Lloraba de verdad, como una chiquilla. El llanto no sólo había empapado su pañuelo, sino hasta los guantes.

—¡Qué remedio queda! —suspiró el médico—. Lo ha perdido y así seguirá, eso es definitivo. Cálmate. Necesito que hablemos.

—No soy una millonaria para tirar el dinero de ese modo. Dice que me lo devolverá, pero sospecho que no lo hará. Como es pobre...

El marido le indicó que se tranquilizara y se concentrara en lo que le iba a decir, pero ella insistía en mencionar al estudiante y los quince rublos perdidos.

—Bueno, mañana te doy veinticinco, pero ahora escucha, por favor —dijo él, molesto.

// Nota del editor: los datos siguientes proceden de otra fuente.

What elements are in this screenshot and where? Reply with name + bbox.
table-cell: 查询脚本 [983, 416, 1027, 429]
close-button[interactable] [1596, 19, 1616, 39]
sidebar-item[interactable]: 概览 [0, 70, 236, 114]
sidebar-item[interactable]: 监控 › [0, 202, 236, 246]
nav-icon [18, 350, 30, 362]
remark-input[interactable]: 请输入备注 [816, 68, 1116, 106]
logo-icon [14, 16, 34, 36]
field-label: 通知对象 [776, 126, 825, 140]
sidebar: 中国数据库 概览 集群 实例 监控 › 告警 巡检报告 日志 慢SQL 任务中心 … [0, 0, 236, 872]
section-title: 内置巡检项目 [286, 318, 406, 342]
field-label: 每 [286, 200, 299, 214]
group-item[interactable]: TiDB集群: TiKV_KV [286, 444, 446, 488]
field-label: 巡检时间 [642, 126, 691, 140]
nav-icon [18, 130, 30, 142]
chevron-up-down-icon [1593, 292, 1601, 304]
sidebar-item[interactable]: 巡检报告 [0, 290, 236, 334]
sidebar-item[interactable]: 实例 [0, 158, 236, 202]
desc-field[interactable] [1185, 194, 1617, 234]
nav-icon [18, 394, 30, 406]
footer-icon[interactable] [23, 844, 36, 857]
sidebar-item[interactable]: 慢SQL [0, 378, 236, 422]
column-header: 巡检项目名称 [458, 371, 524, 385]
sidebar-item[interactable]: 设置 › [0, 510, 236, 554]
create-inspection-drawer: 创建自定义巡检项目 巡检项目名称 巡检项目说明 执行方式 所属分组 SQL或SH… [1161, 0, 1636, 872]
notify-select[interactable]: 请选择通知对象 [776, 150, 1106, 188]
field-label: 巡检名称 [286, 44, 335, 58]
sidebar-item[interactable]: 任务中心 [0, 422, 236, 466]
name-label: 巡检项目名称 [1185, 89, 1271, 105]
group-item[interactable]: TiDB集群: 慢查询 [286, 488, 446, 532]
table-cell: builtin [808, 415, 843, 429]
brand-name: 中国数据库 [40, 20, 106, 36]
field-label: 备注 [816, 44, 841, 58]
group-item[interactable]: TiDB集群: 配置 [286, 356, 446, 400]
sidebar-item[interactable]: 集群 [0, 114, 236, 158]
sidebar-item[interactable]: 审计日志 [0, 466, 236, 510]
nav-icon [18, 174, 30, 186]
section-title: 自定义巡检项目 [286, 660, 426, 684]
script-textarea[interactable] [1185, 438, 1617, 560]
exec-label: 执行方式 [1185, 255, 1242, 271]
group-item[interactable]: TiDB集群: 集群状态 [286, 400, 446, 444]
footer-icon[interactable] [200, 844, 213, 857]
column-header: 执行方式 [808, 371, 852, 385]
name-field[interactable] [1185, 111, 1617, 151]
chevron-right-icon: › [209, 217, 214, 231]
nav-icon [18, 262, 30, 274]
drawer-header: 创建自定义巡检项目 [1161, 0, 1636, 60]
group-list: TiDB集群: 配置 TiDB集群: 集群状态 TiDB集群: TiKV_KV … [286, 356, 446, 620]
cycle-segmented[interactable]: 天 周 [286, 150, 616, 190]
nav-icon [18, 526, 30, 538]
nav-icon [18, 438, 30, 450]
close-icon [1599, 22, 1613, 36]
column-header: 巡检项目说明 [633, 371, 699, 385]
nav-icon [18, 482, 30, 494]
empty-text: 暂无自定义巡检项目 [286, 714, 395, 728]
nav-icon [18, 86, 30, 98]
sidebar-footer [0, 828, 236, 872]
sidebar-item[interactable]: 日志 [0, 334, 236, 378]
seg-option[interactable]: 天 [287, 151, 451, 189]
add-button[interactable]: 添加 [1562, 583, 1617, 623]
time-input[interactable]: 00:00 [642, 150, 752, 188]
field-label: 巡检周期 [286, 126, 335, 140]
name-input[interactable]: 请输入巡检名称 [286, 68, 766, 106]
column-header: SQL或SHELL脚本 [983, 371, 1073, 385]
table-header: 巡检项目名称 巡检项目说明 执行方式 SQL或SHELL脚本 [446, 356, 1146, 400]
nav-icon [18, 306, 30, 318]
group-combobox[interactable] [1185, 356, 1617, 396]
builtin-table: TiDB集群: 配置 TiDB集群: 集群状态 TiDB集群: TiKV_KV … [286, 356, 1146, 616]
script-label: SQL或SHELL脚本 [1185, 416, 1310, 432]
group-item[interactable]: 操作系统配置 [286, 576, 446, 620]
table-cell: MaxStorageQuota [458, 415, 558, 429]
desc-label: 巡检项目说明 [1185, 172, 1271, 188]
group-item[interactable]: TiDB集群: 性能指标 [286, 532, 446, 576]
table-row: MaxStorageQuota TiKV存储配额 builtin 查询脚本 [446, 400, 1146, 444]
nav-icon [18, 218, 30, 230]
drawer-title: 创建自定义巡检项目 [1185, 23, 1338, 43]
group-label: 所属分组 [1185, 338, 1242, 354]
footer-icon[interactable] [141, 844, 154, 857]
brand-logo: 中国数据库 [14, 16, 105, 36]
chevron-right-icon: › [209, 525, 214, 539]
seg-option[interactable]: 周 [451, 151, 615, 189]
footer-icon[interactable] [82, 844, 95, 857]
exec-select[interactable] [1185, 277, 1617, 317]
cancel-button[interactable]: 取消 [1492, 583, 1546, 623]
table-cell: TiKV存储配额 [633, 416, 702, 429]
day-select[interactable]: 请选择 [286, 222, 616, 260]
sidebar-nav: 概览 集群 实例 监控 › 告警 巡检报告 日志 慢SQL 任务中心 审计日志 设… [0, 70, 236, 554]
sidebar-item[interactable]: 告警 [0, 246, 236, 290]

—Debo cambiarme la ropa —dijo ella llorando—. No puedo hablar formalmente con el abrigo puesto. [Qué raro! Él le quitó el abrigo y los chanclos y, al hacerlo, captó el olor a vino blanco, el vino con el que le gustaba acompañar las ostras (a pesar de su esbeltez comía y bebía mucho). Ella entró en su habitación y regresó con otra ropa, el rostro empolvado y los ojos arrasados de lágrimas. Se sentó y se arrebujó con su amplia y suave bata de noche, entre cuyos pliegues color de rosa el marido sólo podía ver sus cabellos sueltos y un pie delicado dentro de una pantufla.